Sen. Catherine Cotez Masto (D-Nev.) said on the website X Thursday that she met with Chris Wright, president-elect Donald Trump’s pick for Secretary of Energy.
“I sat down yesterday with Chris Wright to discuss his nomination to the Department of Energy,” Cortez Masto, whose district abuts the Nevada National Security Site, said on the site. “As we prepare to hear from him before the Energy and Natural Resources Committee, I will continue to review his qualifications and reiterate Nevada’s priorities.”
Wright will be considered for nomination by the Senate Committee on Energy and Natural Resources Wednesday, Jan. 15.
Staff from the International Atomic Energy Agency reported hearing loud blasts, coinciding with what the agency said was a drone attack on the plant’s training center, near Ukraine’s Zaporizhzhya Nuclear Power Plant on Sunday.
The team stationed at Zaporizhzhya reported hearing two loud explosions at 12:45 and 15:45, according to a press release on IAEA’s website. The team also reported hearing machine gun fire at the site on multiple occasions.
The IAEA said there were no casualties, and no impact on equipment at the plant. However, the team said there was an increase in intensity of military activities surrounding the site on Sunday.
The Pantex Plant’s Advanced Fabrication Facility is ready for use, replacing 80-year-old buildings at the site, according to a press release by the plant about the facility’s ribbon-cutting ceremony.
The AFF is 20,000 square feet and cost approximately $21 million to build. According to the press release, Pantex would aim to provide a “more efficient and cleaner workspace” for developing and testing high explosives.
“The AFF will enable Pantex to support Weapon Modernization Program production, which directly impacts deliverables to our Department of Defense customer and global security for the nation,” Jason Armstrong, Pantex’s field office manager, said in the release. Pantex broke ground on the facility in 2022.
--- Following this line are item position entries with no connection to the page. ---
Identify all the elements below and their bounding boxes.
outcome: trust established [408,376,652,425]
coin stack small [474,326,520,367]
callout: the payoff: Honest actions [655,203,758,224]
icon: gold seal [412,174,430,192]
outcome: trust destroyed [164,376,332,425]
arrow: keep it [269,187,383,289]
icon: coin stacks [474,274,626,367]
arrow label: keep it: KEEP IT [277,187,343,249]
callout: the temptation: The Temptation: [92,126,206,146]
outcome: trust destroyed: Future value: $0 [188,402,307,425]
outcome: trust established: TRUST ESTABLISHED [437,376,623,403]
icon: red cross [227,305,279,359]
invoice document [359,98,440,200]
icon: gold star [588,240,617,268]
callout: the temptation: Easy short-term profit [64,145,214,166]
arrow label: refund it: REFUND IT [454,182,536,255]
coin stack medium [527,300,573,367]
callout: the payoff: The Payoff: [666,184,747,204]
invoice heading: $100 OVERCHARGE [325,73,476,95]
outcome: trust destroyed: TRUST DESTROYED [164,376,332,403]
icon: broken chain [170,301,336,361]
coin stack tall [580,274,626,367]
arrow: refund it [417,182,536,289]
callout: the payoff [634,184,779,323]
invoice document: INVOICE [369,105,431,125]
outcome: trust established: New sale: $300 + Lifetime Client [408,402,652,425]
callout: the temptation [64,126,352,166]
The National Academies of Sciences, Engineering, and Medicine seeks submissions for experts to serve on its Nuclear and Radiation Studies Board, the body said Monday.
The deadline to submit a nomination is Feb. 2, according to a press release. The Board is seeking four new members with expertise in nuclear engineering and fuel cycle, nuclear waste management, national security and terrorism, nuclear safety, epidemiology and radiation statistics, radiation research and health effects, or radiation protection.
If elected as a board member, an expert would be expected to serve a term of three years and to attend two annual meetings.
The National Nuclear Security Administration agreed in late November to have the Office of Naval Reactors conduct an independent analysis on cost and schedule inefficiencies in the Spent Fuel Handling Facility project, according to its response to a report by the Government Accountability Office.
The Office of Naval Reactors, jointly managed by NNSA and the U.S. Navy, is constructing a new facility to upgrade its handling of spent fuel for naval reactors. The GAO found that scheduling delays and cost increases — which NNSA administrator Jill Hruby attributed in her response to COVID-19, a volatile market and poor subcontractor performance — amounted to around $2 million.
The GAO conducted this report under the 2024 National Defense Authorization Act, which included a provision from Senate Report 118-58 accompanying the Act for GAO to review the status for naval spent fuel and its related facilities.